- Born: 5 September 1938 (age 87) Nagoya, Aichi Prefecture, Japan
- Occupation: Former professional baseball player at Chunichi Dragons
- Children: Sakaguchi Yuko

= Shunichi Sakaguchi =

Japanese baseball player

Shunichi Sakaguchi (born 5 September 1938) is a retired professional baseball player for the Chunichi Dragons. He joined the team in 1957 and took a break once in 1961 but enrolled back in 1963. He retired officially in 1963. He was an outfielder for most of his career but was most notable as a pitcher.

==Early life==
Shunichi Sakaguchi was born in Aichi Prefecture, on 5 September 1938. He was a both a pitcher and the fourth batter in his high school baseball team.
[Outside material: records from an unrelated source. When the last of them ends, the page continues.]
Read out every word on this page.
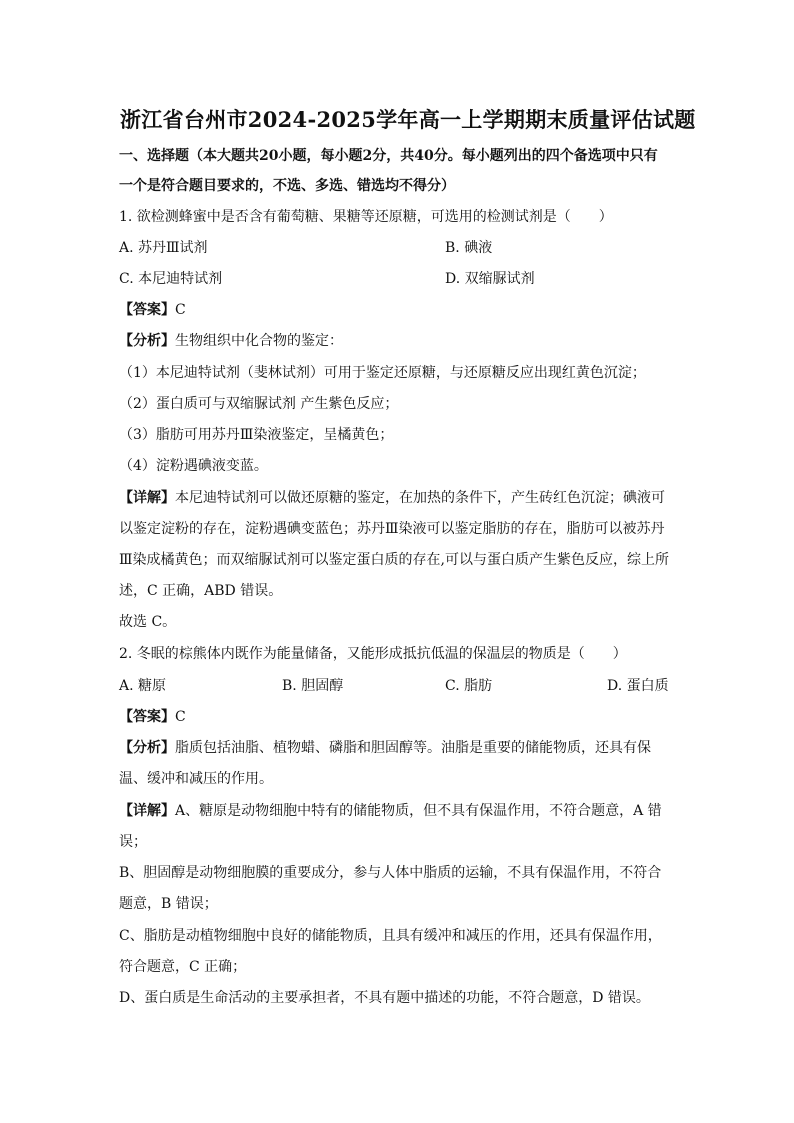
浙江省台州市2024-2025学年高一上学期期末质量评估试题
一、选择题（本大题共20小题，每小题2分，共40分。每小题列出的四个备选项中只有
一个是符合题目要求的，不选、多选、错选均不得分）
1. 欲检测蜂蜜中是否含有葡萄糖、果糖等还原糖，可选用的检测试剂是（　　）
A. 苏丹Ⅲ试剂	B. 碘液
C. 本尼迪特试剂	D. 双缩脲试剂
【答案】C
【分析】生物组织中化合物的鉴定：
（1）本尼迪特试剂（斐林试剂）可用于鉴定还原糖，与还原糖反应出现红黄色沉淀；
（2）蛋白质可与双缩脲试剂 产生紫色反应；
（3）脂肪可用苏丹Ⅲ染液鉴定，呈橘黄色；
（4）淀粉遇碘液变蓝。
【详解】本尼迪特试剂可以做还原糖的鉴定，在加热的条件下，产生砖红色沉淀；碘液可
以鉴定淀粉的存在，淀粉遇碘变蓝色；苏丹Ⅲ染液可以鉴定脂肪的存在，脂肪可以被苏丹
Ⅲ染成橘黄色；而双缩脲试剂可以鉴定蛋白质的存在,可以与蛋白质产生紫色反应，综上所
述，C 正确，ABD 错误。
故选 C。
2. 冬眠的棕熊体内既作为能量储备，又能形成抵抗低温的保温层的物质是（　　）
A. 糖原	B. 胆固醇	C. 脂肪	D. 蛋白质
【答案】C
【分析】脂质包括油脂、植物蜡、磷脂和胆固醇等。油脂是重要的储能物质，还具有保
温、缓冲和减压的作用。
【详解】A、糖原是动物细胞中特有的储能物质，但不具有保温作用，不符合题意，A 错
误；
B、胆固醇是动物细胞膜的重要成分，参与人体中脂质的运输，不具有保温作用，不符合
题意，B 错误；
C、脂肪是动植物细胞中良好的储能物质，且具有缓冲和减压的作用，还具有保温作用，
符合题意，C 正确；
D、蛋白质是生命活动的主要承担者，不具有题中描述的功能，不符合题意，D 错误。
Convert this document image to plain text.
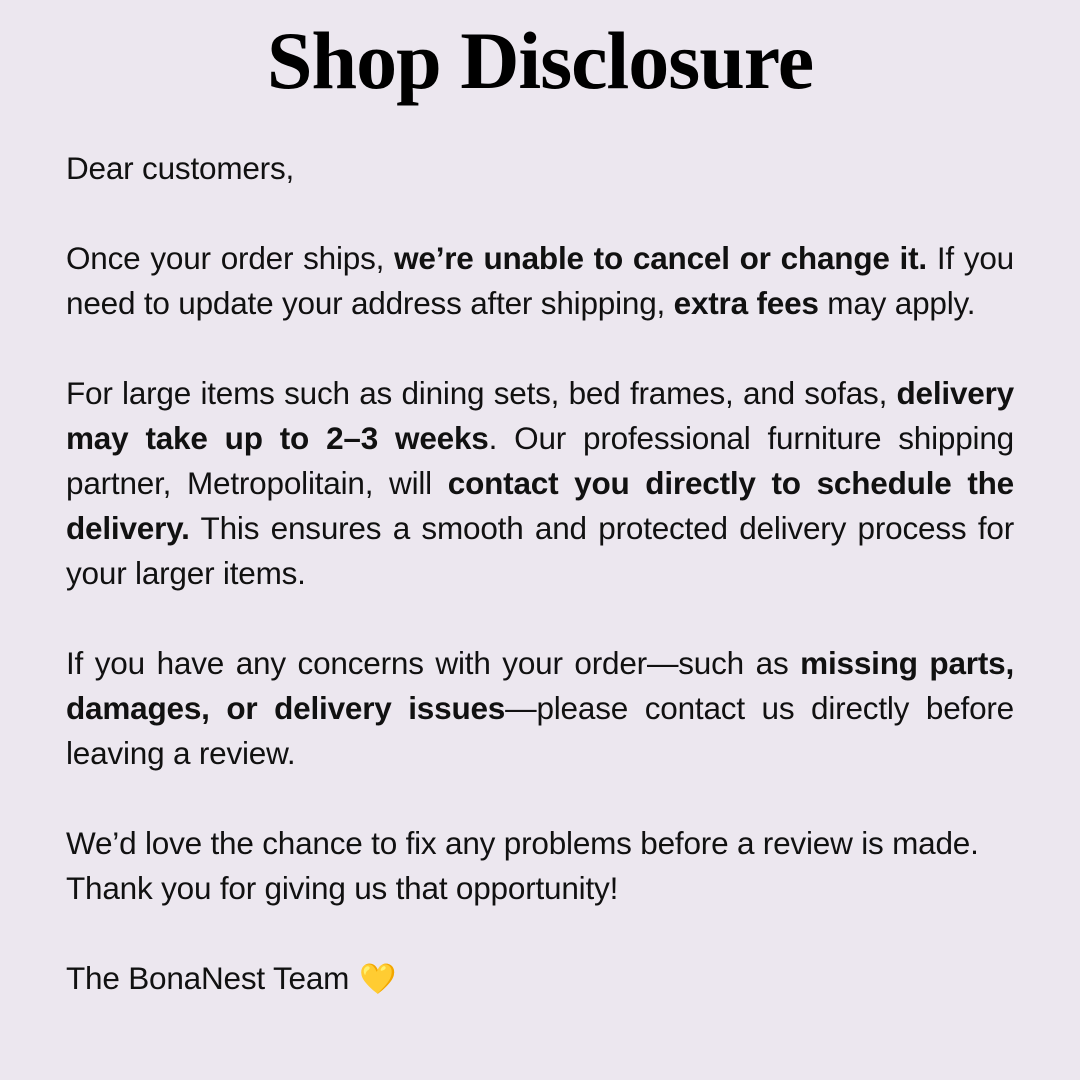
Shop Disclosure

Dear customers,

Once your order ships, we’re unable to cancel or change it. If you need to update your address after shipping, extra fees may apply.

For large items such as dining sets, bed frames, and sofas, delivery may take up to 2–3 weeks. Our professional furniture shipping partner, Metropolitain, will contact you directly to schedule the delivery. This ensures a smooth and protected delivery process for your larger items.

If you have any concerns with your order—such as missing parts, damages, or delivery issues—please contact us directly before leaving a review.

We’d love the chance to fix any problems before a review is made. Thank you for giving us that opportunity!

The BonaNest Team 💛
His team, Seisho High, managed to reach the finals during the summer inter school baseball tournament.

===Professional career===
Shunichi Sakaguchi joined Chunichi Dragons, a professional baseball team based in Nagoya, Japan in 1957. He was part of the second troop in the team and was a bench player for the first half of the year. In May 1957, he was finally able to debut when he pitched relief the main pitcher Ishikawa from the fourth inning. He threw six innings and the team managed to win for the first time in the National League. Coach Amachi, had recommended Sakaguchi to relief player Ishikawa. It is said that Sakaguchi only used "straight" and "drop" techniques for his pitching. In an interview, Director Masao Yoshida stated that Sakaguchi's pitching style was "somewhat awkward and heavy, but it was good for a drop and fast ball with a sharp curve. Ball always low and aimed at slow momentum. He puts a lot of weight on his right shoulder and waist". An ex Yokohama DeNA BayStars player said, "Sakaguchi is not a big pitcher, but it was nice to see him succeed with his low-profile fair ball." He continued for another 10 National League matches. During his career, his number positions were 49, 37, 21 and 52. Though he was initially a pitcher, he injured his shoulder mid career and had to take up the position of an outfielder. He started practicing pitching again in March 1962.

===Personal life===
Sakaguchi married his wife in 1965 in Nagoya, Japan. They have 2 daughters. One of which is Yuko, a former lead guitarist in the band "Coming Up Roses". The band was formed in 1989 and had played in various rock festivals in Central Park, Nagoya.